Sorby developed a microscopic technique for use in petrography and in 1849 was the first to propose the preparation of thin sections of minerals and rocks for investigating them under a microscope in transmitted light. He investigated various liquid inclusions in minerals and in 1858 demonstrated the possibility of determining the formation temperature of minerals from the inclusions (thermometric method). Sorby also investigated the nature of the isomorphism and coloration of minerals, and with the aid of spectral analysis and the microscope he studied the material composition of meteorites. He conducted experiments to determine the conditions necessary for the formation of cleavage and showed that cleavage is a consequence of pressure.
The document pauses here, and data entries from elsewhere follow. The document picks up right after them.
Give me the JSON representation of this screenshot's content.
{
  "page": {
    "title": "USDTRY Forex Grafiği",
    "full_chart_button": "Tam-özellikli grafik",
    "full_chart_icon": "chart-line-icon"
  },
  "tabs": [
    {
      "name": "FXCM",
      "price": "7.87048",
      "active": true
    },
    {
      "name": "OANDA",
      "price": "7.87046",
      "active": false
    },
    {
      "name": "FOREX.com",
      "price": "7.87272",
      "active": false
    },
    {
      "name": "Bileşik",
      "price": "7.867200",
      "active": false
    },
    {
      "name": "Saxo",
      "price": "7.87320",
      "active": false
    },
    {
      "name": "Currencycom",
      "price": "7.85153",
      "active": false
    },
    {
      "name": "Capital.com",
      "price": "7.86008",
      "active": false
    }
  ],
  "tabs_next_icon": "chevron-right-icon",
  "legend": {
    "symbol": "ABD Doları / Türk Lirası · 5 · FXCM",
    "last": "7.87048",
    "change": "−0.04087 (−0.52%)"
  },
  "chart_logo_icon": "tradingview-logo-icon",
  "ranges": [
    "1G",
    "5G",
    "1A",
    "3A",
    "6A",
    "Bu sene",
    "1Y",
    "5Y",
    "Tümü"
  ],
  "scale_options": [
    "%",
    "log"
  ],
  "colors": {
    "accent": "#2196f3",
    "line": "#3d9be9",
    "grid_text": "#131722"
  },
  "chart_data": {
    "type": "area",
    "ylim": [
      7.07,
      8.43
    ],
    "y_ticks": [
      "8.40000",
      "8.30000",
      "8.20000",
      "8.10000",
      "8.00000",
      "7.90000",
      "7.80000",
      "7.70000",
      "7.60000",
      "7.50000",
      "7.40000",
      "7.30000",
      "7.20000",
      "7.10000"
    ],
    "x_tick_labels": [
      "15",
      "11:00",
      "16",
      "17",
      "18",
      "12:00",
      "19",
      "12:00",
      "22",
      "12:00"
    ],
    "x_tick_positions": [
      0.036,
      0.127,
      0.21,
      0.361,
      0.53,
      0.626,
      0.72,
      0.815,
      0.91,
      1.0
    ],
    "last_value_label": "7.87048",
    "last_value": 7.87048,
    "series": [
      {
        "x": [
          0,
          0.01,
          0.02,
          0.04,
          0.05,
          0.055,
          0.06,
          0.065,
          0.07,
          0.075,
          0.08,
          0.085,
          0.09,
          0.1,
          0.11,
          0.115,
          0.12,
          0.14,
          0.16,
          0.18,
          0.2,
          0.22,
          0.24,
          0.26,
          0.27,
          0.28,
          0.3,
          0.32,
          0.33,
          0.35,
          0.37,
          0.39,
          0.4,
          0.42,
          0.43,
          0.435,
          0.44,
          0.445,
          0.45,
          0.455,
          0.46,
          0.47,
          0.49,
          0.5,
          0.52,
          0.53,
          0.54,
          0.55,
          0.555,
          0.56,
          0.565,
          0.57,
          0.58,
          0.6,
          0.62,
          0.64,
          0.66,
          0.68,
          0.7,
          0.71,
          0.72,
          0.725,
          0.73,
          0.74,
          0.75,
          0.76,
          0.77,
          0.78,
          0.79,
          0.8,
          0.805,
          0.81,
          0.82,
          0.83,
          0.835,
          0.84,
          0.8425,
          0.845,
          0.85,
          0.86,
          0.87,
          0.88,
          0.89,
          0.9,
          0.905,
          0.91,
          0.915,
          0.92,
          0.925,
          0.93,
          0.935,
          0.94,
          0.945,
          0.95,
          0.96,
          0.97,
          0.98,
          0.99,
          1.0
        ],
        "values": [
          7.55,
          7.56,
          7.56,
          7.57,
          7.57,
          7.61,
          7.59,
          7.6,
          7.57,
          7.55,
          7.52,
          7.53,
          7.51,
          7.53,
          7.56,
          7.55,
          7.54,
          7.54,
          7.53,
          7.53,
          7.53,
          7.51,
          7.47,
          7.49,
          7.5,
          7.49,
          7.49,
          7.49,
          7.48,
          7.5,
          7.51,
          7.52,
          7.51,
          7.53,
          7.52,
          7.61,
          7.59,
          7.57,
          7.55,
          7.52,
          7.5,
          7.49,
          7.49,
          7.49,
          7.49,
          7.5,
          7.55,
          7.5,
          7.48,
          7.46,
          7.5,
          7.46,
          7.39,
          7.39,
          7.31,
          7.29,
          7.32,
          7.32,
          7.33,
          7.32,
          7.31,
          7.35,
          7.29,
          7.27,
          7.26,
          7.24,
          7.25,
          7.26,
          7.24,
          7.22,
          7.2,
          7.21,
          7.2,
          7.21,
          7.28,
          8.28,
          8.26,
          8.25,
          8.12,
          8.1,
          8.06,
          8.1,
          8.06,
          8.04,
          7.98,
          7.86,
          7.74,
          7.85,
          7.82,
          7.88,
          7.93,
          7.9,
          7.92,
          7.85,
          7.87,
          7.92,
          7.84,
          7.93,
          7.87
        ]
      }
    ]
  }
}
Sorby received an honorary doctorate from Cambridge University in 1879.
WORKS
“On the Microscopical Structure of Crystals, Indicating the Origin of Minerals and Rocks.” Quarterly Journal of the Geological Society of London, 1858, vol. 14, pp. 453–60.REFERENCES
Levinson-Lessing, F. Iu. Vvedenie v istoriiu petrografii. Leningrad, 1936.Judd, Y. W. “Henry Clifton Sorby and the Birth of Microscopical Petrology.” Geological Magazine, 1908, vol. 5.